Never mind that you will be in the iconic
Bird’s Nest National Stadium for the opening
ceremony of the Games dear, one only hopes
you have not been tempted to partake of any
bird’s nest soup in the process – I wonder
if dear ole Ranawaka has given you a few
extra tips on resisting and desisting bird’s
nest soup and shark fin what not at the
local diner down Ho Chi Ming Road when you
decide you want to mangle a bit of lunch
with the missus.
I don’t know why darling, but even as I
sit here in my rocking chair overlooking the
grassy plains below sucking on an ice cube
there is a hint of suspicion lurking about
my frontal lobe that you are up to no good.
I mean to say, one moment you are raking
in a million smackers from businessmen at
the cost of a biriyani packet and a
smidgen of cheap red wine. Before Thellie
could get outside her second glass of vodka
and lime twist, there you most certainly
are, nodding your head like a fading
Chrysanthemum to please the regional chaps,
by agreeing to diametrically opposed ideas.
And ere a generally miffed Narayanan and
a rather ruffled Manmohan hassled after
being forced to hail a common or garden taxi
due to a mix up in official vehicles have
barely left our shores, off you toddle to
smog filled Beijing to sit through thick
haze and rain at the games.
But games these days it would seem are
what people are playing.
And while I intellectually masticated
this profound thought that had made its way
into my gray cells I had the pleasure of
watching a grumpy Dilan and a sour faced
minister whose name I cannot recall take the
stairs at a recent hotel function.
I cannot tell a lie it pleased me no end
to see some of your cabinet ministers
unhappy. It is unchristian like and I may be
compelled to go to confessional on the
subject but my heart soars with an unholy
delight when a gloomy pall comes over the
face of one of your hundred odd ministering
angels.
I will tell you why. The bally chaps live
off the masses and more importantly live off
me.
It is rather hard for Thellie to get
herself a decent coriander leaf these days
without counting the pennies; can you
imagine darling the counting that must ensue
before I think of my next glass of Wolf
Blass Chardonnay? It is irritating me no end
I can tell you. Ergo. A grumpy minister
equals a happy sort of Thellie.
Anyway as I watched the two move around
like pall bearers at Dracula’s funeral it
was in that astute way of mine that I began
to wonder a little at the object of their
discontent. What could be bothering the
bunch? It couldn’t be the cost of living as
they live off the masses. It couldn’t be a
lack of transport unlike for poor Narayanan
because they live off the masses. It
couldn’t be a shortage of fuel…yes you’ve
guessed it because they live off the masses.
And then it dawned. There you were as
usual putting on airs and graces telling
your ministers they couldn’t go to the
Olympic Games unless they were directly
involved in games /sports.
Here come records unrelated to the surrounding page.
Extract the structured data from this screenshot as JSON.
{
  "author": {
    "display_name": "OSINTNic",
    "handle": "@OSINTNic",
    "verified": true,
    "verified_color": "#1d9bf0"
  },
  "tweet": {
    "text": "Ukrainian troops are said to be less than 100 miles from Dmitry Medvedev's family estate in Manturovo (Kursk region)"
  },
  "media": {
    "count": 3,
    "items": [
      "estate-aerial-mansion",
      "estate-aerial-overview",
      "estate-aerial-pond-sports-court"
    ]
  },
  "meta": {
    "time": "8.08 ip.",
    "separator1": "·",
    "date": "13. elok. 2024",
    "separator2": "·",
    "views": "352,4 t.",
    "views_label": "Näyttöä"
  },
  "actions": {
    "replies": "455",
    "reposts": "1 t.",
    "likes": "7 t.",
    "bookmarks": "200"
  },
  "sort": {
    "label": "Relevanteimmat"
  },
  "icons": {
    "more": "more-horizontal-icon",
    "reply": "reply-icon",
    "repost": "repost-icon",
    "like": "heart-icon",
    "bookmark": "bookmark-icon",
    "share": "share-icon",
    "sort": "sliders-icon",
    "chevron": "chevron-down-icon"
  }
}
The problem with
you darling is that having made such a
cryptic statement you declined to define
sports.
For instance a few swishes with a deli
pihiya could mean one is into blood
sports. A few risqué words over crackling
telephone wires to Lake House employees and
one could claim to be in another sport. It
is all a matter of perspective.
Me thinks dear given that all you cabinet
chaps are involved in all kinds of games at
different levels they should all have been
allowed to make the trip. Trust me they
won’t be missed or I’ll pour my Dom Perignon
down the kitchen sink.
But there you were prohibiting all except
the sports minister and other officials from
going anywhere near Beijing and sticking to
your plan like bally Araldite glue. It is
just like you darling to then rush off to
the Olympic village with a large contingent
of your own including the master of all
games, Punchi Banda Jay in tow.
It is just like you dear to identify the
biggest player of all time and take him with
you. Surely if there is one bloke who can
give the Paradisian athletes some timely
tips on how to clinch a win it would be he.
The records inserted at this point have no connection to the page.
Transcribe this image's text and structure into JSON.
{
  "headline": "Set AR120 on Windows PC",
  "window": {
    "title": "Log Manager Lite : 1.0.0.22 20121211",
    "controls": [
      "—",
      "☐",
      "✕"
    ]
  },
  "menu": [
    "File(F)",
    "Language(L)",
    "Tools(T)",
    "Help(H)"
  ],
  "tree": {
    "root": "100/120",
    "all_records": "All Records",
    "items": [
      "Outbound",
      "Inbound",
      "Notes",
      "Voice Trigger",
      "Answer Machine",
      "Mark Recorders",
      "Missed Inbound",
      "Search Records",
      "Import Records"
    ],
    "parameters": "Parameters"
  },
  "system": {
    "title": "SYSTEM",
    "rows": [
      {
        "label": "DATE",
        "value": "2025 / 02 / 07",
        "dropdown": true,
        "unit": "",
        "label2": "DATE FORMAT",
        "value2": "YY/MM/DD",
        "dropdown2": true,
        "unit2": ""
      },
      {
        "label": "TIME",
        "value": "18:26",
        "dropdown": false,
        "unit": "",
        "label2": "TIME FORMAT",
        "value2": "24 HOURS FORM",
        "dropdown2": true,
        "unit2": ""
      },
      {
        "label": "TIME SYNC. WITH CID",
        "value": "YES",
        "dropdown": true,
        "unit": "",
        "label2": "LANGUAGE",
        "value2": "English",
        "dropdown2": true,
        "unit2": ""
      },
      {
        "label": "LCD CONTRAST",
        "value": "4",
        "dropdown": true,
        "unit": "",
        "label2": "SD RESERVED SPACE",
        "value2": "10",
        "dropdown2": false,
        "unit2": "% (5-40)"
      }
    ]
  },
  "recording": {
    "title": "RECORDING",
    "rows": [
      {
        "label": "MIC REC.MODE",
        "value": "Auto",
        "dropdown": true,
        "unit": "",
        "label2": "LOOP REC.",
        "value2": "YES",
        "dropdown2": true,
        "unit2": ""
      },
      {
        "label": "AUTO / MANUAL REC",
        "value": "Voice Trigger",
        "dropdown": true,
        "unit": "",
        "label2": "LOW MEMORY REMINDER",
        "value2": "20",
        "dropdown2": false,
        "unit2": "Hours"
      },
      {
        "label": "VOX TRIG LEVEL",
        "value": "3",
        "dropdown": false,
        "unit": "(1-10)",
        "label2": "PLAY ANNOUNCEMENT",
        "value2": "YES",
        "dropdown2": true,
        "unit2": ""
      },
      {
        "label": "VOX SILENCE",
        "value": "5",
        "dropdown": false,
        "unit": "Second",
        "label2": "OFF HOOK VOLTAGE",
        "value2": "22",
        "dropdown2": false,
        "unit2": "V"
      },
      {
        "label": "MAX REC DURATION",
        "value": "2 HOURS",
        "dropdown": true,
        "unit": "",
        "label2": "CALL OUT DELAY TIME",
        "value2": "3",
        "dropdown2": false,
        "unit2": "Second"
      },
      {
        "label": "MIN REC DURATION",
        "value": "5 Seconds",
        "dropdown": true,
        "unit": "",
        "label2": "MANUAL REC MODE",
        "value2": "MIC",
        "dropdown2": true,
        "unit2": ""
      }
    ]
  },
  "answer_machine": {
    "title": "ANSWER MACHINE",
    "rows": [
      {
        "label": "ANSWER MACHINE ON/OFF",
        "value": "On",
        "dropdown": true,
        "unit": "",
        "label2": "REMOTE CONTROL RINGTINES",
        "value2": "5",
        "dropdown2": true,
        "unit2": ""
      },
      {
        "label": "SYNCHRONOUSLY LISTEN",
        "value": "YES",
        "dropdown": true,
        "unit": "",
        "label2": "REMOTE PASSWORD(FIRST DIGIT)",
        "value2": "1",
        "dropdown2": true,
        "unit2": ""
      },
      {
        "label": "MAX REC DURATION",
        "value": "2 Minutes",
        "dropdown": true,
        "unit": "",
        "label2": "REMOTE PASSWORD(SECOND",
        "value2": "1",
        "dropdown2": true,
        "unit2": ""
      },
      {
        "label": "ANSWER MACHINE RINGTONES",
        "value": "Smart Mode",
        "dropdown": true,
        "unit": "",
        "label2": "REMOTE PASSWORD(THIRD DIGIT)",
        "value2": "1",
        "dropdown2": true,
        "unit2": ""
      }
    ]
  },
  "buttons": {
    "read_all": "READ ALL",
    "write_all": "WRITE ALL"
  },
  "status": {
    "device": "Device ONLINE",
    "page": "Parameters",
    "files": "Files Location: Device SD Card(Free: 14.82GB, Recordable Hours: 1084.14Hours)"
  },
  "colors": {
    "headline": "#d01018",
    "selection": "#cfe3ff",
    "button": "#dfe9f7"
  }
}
And of course it goes without saying that
Shiro would accompany you as well. A sporty
girl too I might add. Often of a morning
Thellie has come upon Shiro in baby pink
track pants and snug blue T shirt after a
goodish walk taking a little breather at the
local church down the street. In fact as
prayer time often requires a closing of the
eyes it is only the scent of eu de cologne
clinging to her temples that enables me to
identify her.
And while you are watching the games in
Beijing darling we are watching a few games
in Paradise played by none other than
Rakneel from the green camp. If the fellow
isn’t hobbing with a bunch of editors one
day he is seen knobbing with a pack of
publishers the next.
In fact one might even say the milk of
human kindness sloshes about in his guts as
he listens to the tales of woe poured into
his ear by those chaps in the Press
Institute including Waroona, the camera guy.
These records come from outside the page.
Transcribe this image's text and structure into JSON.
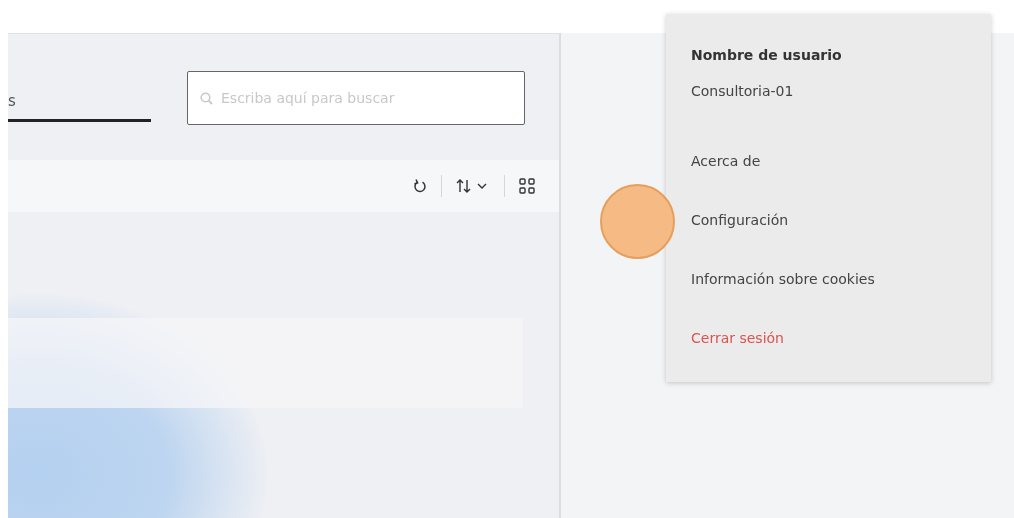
{
  "tabs": [
    {
      "label": "s",
      "selected": true
    }
  ],
  "search": {
    "placeholder": "Escriba aquí para buscar"
  },
  "user_menu": {
    "title": "Nombre de usuario",
    "username": "Consultoria-01",
    "items": [
      {
        "label": "Acerca de",
        "kind": "normal"
      },
      {
        "label": "Configuración",
        "kind": "normal"
      },
      {
        "label": "Información sobre cookies",
        "kind": "normal"
      },
      {
        "label": "Cerrar sesión",
        "kind": "danger"
      }
    ]
  }
}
Of course the Press Institute is hard
pressed for some hard cash is what they are
saying. The Swiss and the Danes they sob
into the shoulder of the green man is not
giving them enough.
And trust the green man to help get them
some green backs. Rakneel, the kindly soul
that he is, bent his good left ear to their
lament and was to immediately make plans to
help the needy. After all what use are
friends in the European Union if you can’t
ask them for a wad or two in the pressing
institute’s time of dire need?
And that darling is exactly what Rakneel
did. Rushed over to the EU chaps and asked
them to fund the Press Institute. Tch. Tch.
Hmm. Rather fishy what, what? I mean to
say, there the chaps were frolicking all
over Temple Trees one moment and now they
are fawning all over Cambridge Terrace the
next. And to think darling. After all you
have done for them. You even promised
Waroona a press club cum tavern at the
tourist ministry premises.
All I can do darling is echo Holmes as he
shook his friend from deep slumber, saying
come Watson come, the Game’s afoot.
And oh what a game it is!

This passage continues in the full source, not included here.